I decided on a motor conversion rather than an axial flux machine for the first try because the site is near a mountain pass on a high desert. This means very high winds during storms and a strong daily wind for a couple hours every afternoon. So I expect an hour or more of very high output to be a regular event. A motor conversion, with its good cooling characteristics (and reactive limit) seemed to be a better match to the problem than an axial-flux machine with its burnout issues.
Now to find a decent motor.
I'm thinking 3 to 5 horse. Yes, I know that's starting big. But I want strong bearings and plenty of overcurrent capacity. (I'll probably start with blades appropriate for a smaller machine. But it would be nice to build an alternator I don't have to replace if/when I upsize.)
Site has a great spot a hundred feet or so away that could hold a 50 foot tower with a 20 foot mill on it (not that I'd build the blades that big on pass one). 50 foot tower is about right, since it's just down-and-cross wind of the house which goes up about 19 feet from ground level. That should get it above the house turbulence. (House is the only upwind obstruction higher than waist-high sagebrush for several miles.)

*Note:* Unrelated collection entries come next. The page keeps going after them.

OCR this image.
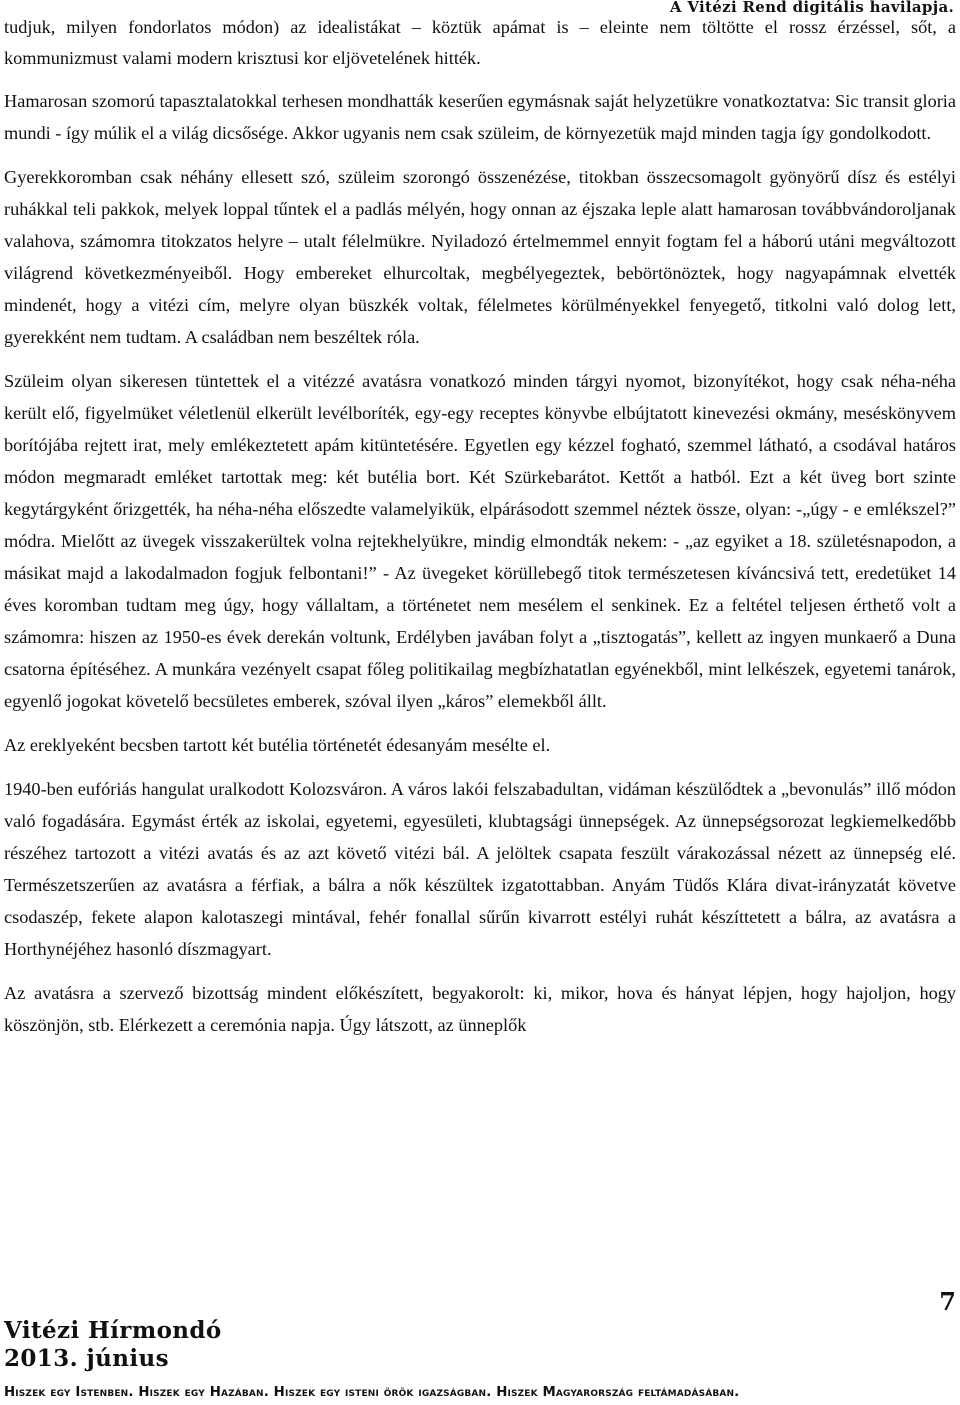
A Vitézi Rend digitális havilapja.

tudjuk, milyen fondorlatos módon) az idealistákat – köztük apámat is – eleinte nem töltötte el rossz érzéssel, sőt, a kommunizmust valami modern krisztusi kor eljövetelének hitték.

Hamarosan szomorú tapasztalatokkal terhesen mondhatták keserűen egymásnak saját helyzetükre vonatkoztatva: Sic transit gloria mundi - így múlik el a világ dicsősége. Akkor ugyanis nem csak szüleim, de környezetük majd minden tagja így gondolkodott.

Gyerekkoromban csak néhány ellesett szó, szüleim szorongó összenézése, titokban összecsomagolt gyönyörű dísz és estélyi ruhákkal teli pakkok, melyek loppal tűntek el a padlás mélyén, hogy onnan az éjszaka leple alatt hamarosan továbbvándoroljanak valahova, számomra titokzatos helyre – utalt félelmükre. Nyiladozó értelmemmel ennyit fogtam fel a háború utáni megváltozott világrend következményeiből. Hogy embereket elhurcoltak, megbélyegeztek, bebörtönöztek, hogy nagyapámnak elvették mindenét, hogy a vitézi cím, melyre olyan büszkék voltak, félelmetes körülményekkel fenyegető, titkolni való dolog lett, gyerekként nem tudtam. A családban nem beszéltek róla.

Szüleim olyan sikeresen tüntettek el a vitézzé avatásra vonatkozó minden tárgyi nyomot, bizonyítékot, hogy csak néha-néha került elő, figyelmüket véletlenül elkerült levélboríték, egy-egy receptes könyvbe elbújtatott kinevezési okmány, meséskönyvem borítójába rejtett irat, mely emlékeztetett apám kitüntetésére. Egyetlen egy kézzel fogható, szemmel látható, a csodával határos módon megmaradt emléket tartottak meg: két butélia bort. Két Szürkebarátot. Kettőt a hatból. Ezt a két üveg bort szinte kegytárgyként őrizgették, ha néha-néha előszedte valamelyikük, elpárásodott szemmel néztek össze, olyan: -„úgy - e emlékszel?” módra. Mielőtt az üvegek visszakerültek volna rejtekhelyükre, mindig elmondták nekem: - „az egyiket a 18. születésnapodon, a másikat majd a lakodalmadon fogjuk felbontani!” - Az üvegeket körüllebegő titok természetesen kíváncsivá tett, eredetüket 14 éves koromban tudtam meg úgy, hogy vállaltam, a történetet nem mesélem el senkinek. Ez a feltétel teljesen érthető volt a számomra: hiszen az 1950-es évek derekán voltunk, Erdélyben javában folyt a „tisztogatás”, kellett az ingyen munkaerő a Duna csatorna építéséhez. A munkára vezényelt csapat főleg politikailag megbízhatatlan egyénekből, mint lelkészek, egyetemi tanárok, egyenlő jogokat követelő becsületes emberek, szóval ilyen „káros” elemekből állt.

Az ereklyeként becsben tartott két butélia történetét édesanyám mesélte el.

1940-ben eufóriás hangulat uralkodott Kolozsváron. A város lakói felszabadultan, vidáman készülődtek a „bevonulás” illő módon való fogadására. Egymást érték az iskolai, egyetemi, egyesületi, klubtagsági ünnepségek. Az ünnepségsorozat legkiemelkedőbb részéhez tartozott a vitézi avatás és az azt követő vitézi bál. A jelöltek csapata feszült várakozással nézett az ünnepség elé. Természetszerűen az avatásra a férfiak, a bálra a nők készültek izgatottabban. Anyám Tüdős Klára divat-irányzatát követve csodaszép, fekete alapon kalotaszegi mintával, fehér fonallal sűrűn kivarrott estélyi ruhát készíttetett a bálra, az avatásra a Horthynéjéhez hasonló díszmagyart.

Az avatásra a szervező bizottság mindent előkészített, begyakorolt: ki, mikor, hova és hányat lépjen, hogy hajoljon, hogy köszönjön, stb. Elérkezett a ceremónia napja. Úgy látszott, az ünneplők

7
Vitézi Hírmondó
2013. június
Hiszek egy Istenben. Hiszek egy Hazában. Hiszek egy isteni örök igazságban. Hiszek Magyarország feltámadásában.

Distances are such that the mill can fall and miss everything by a comfy margin. House seems a bit close for thrown blades. But wind directions are such that the house should virtually never be in the plane of the turbine, so even if it manages to throw a blade for the extra distance it should still miss everything. (Wind would have to be from about 15 degrees north of due west or south of due east to be an issue, and the pass is to the south-west.) Still, I think I'll add a safety cable near the hub, just in case, and keep it things strong at the hub.